Dogs deliver comfort to military members as Red Cross volunteers

NORFOLK, Va. (WAVY) — Volunteers call it the best kept secret in the Red Cross. Ironically, it’s rooted in the organization’s beginning.

The Red Cross began as a way to provide assistance to those serving on the battlefield. Today, comfort dogs help provide that to military members in Hampton Roads and around the world.
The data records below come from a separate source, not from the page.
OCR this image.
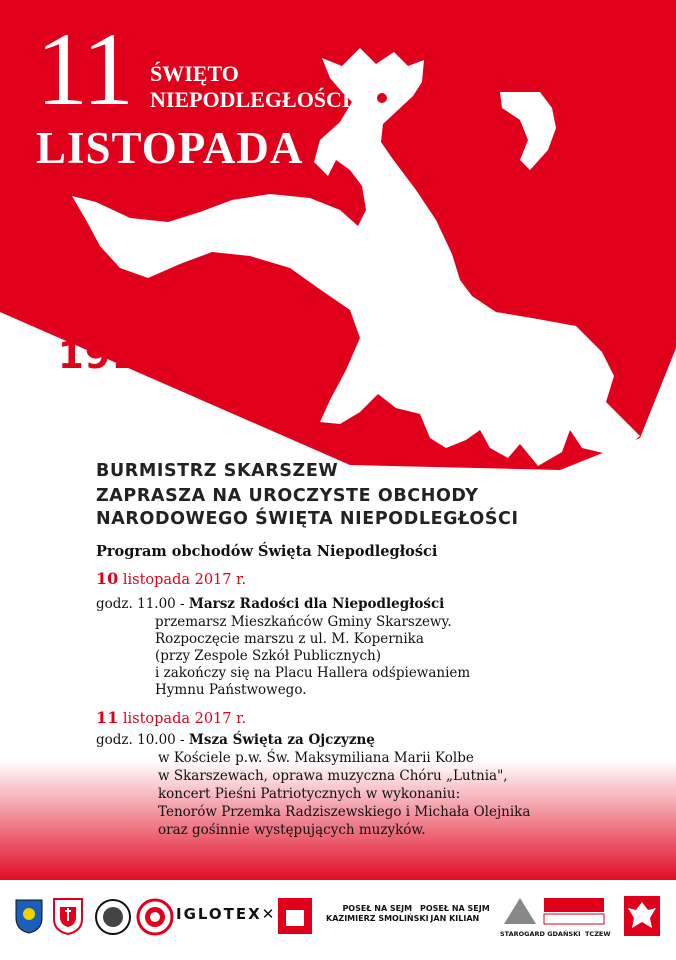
11 ŚWIĘTO
NIEPODLEGŁOŚCI
LISTOPADA
1918 - 2017
BURMISTRZ SKARSZEW
ZAPRASZA NA UROCZYSTE OBCHODY
NARODOWEGO ŚWIĘTA NIEPODLEGŁOŚCI
Program obchodów Święta Niepodległości
10 listopada 2017 r.
godz. 11.00 - Marsz Radości dla Niepodległości
przemarsz Mieszkańców Gminy Skarszewy.
Rozpoczęcie marszu z ul. M. Kopernika
(przy Zespole Szkół Publicznych)
i zakończy się na Placu Hallera odśpiewaniem
Hymnu Państwowego.
11 listopada 2017 r.
godz. 10.00 - Msza Święta za Ojczyznę
w Kościele p.w. Św. Maksymiliana Marii Kolbe
w Skarszewach, oprawa muzyczna Chóru „Lutnia",
koncert Pieśni Patriotycznych w wykonaniu:
Tenorów Przemka Radziszewskiego i Michała Olejnika
oraz gośinnie występujących muzyków.
IGLOTEX✕	POSEŁ NA SEJM
KAZIMIERZ SMOLIŃSKI
POSEŁ NA SEJM
JAN KILIAN
STAROGARD GDAŃSKI TCZEW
Apollo, Erin Strickland’s 10-month-old pup, is one of the Red Cross’s newest volunteers.

“I think he has big shoes to fill,” she said.

He’s following in the paw-steps of OY, Strickland’s previous pup, who recently died.

“I think he’s ahead of where my other dog was at this age so, it’s good,” she said.

Good for the mission, that is, of bringing comfort to local military members.

“So the Red Cross animal visitation program allows us to connect with different military members of all walks of life,” Strickland said.

They meet military members where they are, from pre-deployment with young sailors pushing off for the first time to Visiting the VA Hospital, Naval Medical Center or Langley Hospital.

“When I feel their emotion, or when the dog can feel their emotion, it’s really fulfilling,” she said. “When you can see that the stress level drop in in the soldier, sometimes they’ll just share a story.”

They are also given special assignments when commands call for support.

Strickland and OY boarded the George Bush which has suffered the loss of several sailors to suicide.

“Sometimes you don’t really know the impact in one day,” she said, “but then the next time you see them, they’re talking about it, or somebody is mentioning it to me that they heard about it and it’s just kind of it’s not me, it’s the dog.”

Apollo is one of an army of dogs deploying in Hampton Roads and across the globe with the Red Cross bringing paw-sitive reinforcement to service members and their families.

“Whatever they’re doing, whatever they’re thinking about, is just gone and all they see is the dog,” said Red Cross Program Specialist Donna Carroll, “and their eyes open up and their smile is up and yea, you can tell it makes a difference.”

The mission of the Red Cross is to alleviate human suffering, she said, and who better to do that than man’s best friends.